Dale Chihuly




Macchia showcases eight hand-blown glass artworks by Dale Chihuly from his Macchia series. Chihuly of Seattle, Washington, has established himself as perhaps the most famous artist alive working in the glass medium. He is one of only three Americans to have a solo show at the Louvre. The famous Pilchuck Glass Studio, which he co-founded near Seattle in 1971, draws students from around the world. He has been referred to as the "Tiffany of Contemporary Glass" by Bill Warmus, curator of the Corning Museum of Glass.

The Macchia series was first begun in 1981, when Chihuly woke up one day "wanting to use all 300 of the colors in the hotshop." As he has said, "I never met a color I didn't like."

The series developed through experimentation; technical discoveries allowed the artist to separate the interior and exterior colors, so they would not blend. Each bell-shaped Macchia has a brilliant solid-colored interior that is separated from its dappled outside by a layer of white glass "clouds." (without the clouds the inside and outside colors would visually blend into one color.) With the Macchia series, Chihuly first felt that a single piece of his glass could hold its own within a room.

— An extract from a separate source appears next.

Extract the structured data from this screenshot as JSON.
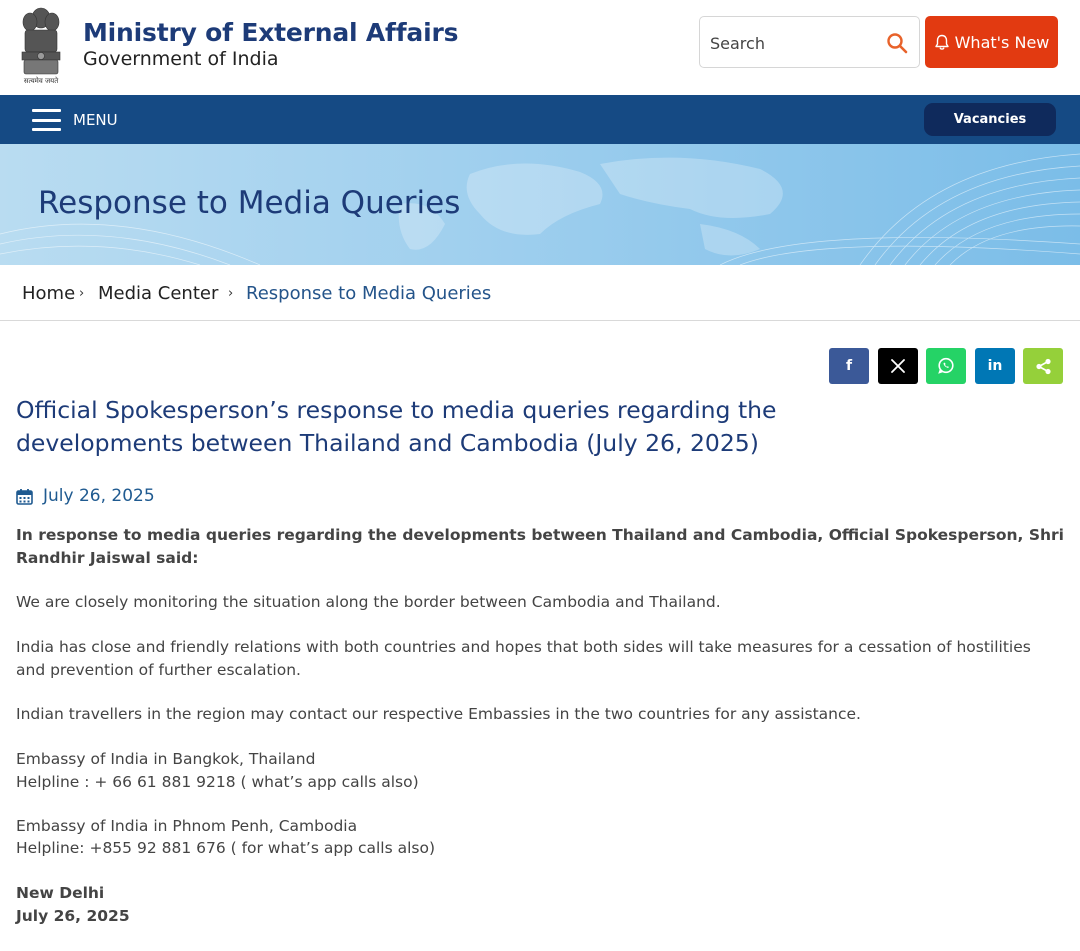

When placed on stands, a group of Macchias takes on the aspect of a mystical woodland of futuristic flower-trees. Displaying the Macchias at varying heights highlights their different elements--the blast of inside color, the dizzying color spots on the outside, the strong undulating lip wrap, and the sometimes translucent bottom. Standing back to look at the installation as a whole, the viewer has the impression of experiencing every color in the spectrum all at once, with no color repeated and no color left out. The glassworks are accompanied by framed Macchia drawings, which were originally made by Chihuly as instructions for his glassblowing team. Interpretive wall text and a video complete the presentation on the artist and his theme.